Ich denke, das hängt auch damit zusammen, dass die Schüler durch den Wegfall von Wehr- und Zivildienst sehr früh ins Berufsleben starten und somit teilweise auf die Hilfe der Eltern angewiesen sind. Wenn die Eltern jedoch zu viel übernehmen, nehmen sie ihren Kindern die Chance, selbst ihren Weg zu finden und wichtige Erfahrungen zu sammeln: vielleicht zu scheitern, aber auch wieder aufzustehen und weiterzumachen.

Die schleswig-holsteinische Bildungsministerin Karin Prien erarbeitet derzeit zusammen mit den Partnern aus der Wirtschaft, den Kammern, der Bundesagentur für Arbeit und den Berufsberatungen ein neues Landeskonzept für berufliche Orientierung. Welche Aspekte sollte dieses Konzept auf jeden Fall berücksichtigen?

Aus eigener Erfahrung halte ich die Möglichkeit, außerhalb der Wohlfühlzone Lebenserfahrungen zu sammeln, für sehr wichtig. Ob in einem freiwilligen sozialen Jahr, beim Wehrdienst, Zivildienst oder in ganz anderer Form.

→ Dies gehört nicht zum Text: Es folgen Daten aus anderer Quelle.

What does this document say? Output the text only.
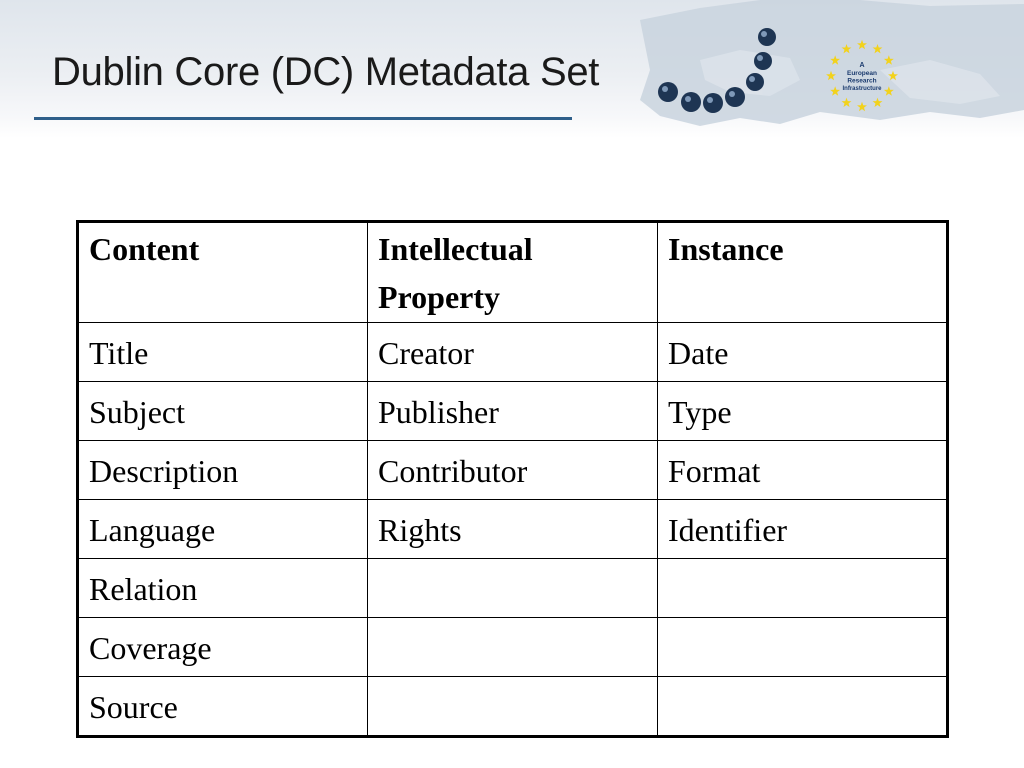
Dublin Core (DC) Metadata Set	A
European
Research
Infrastructure
Content	Intellectual Property	Instance
Title	Creator	Date
Subject	Publisher	Type
Description	Contributor	Format
Language	Rights	Identifier
Relation		
Coverage		
Source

Entscheidend aber ist, für einen längeren Zeitraum, Aufgaben zu übernehmen, die auch mal unbequem sein können. Ich persönlich habe in meinem Zivildienst viel fürs Leben gelernt und erfahren, dass es sich lohnt, bis zum Ende durchzuhalten. Das Gefühl, etwas geschafft zu haben, ist am Ende unglaublich erfüllend!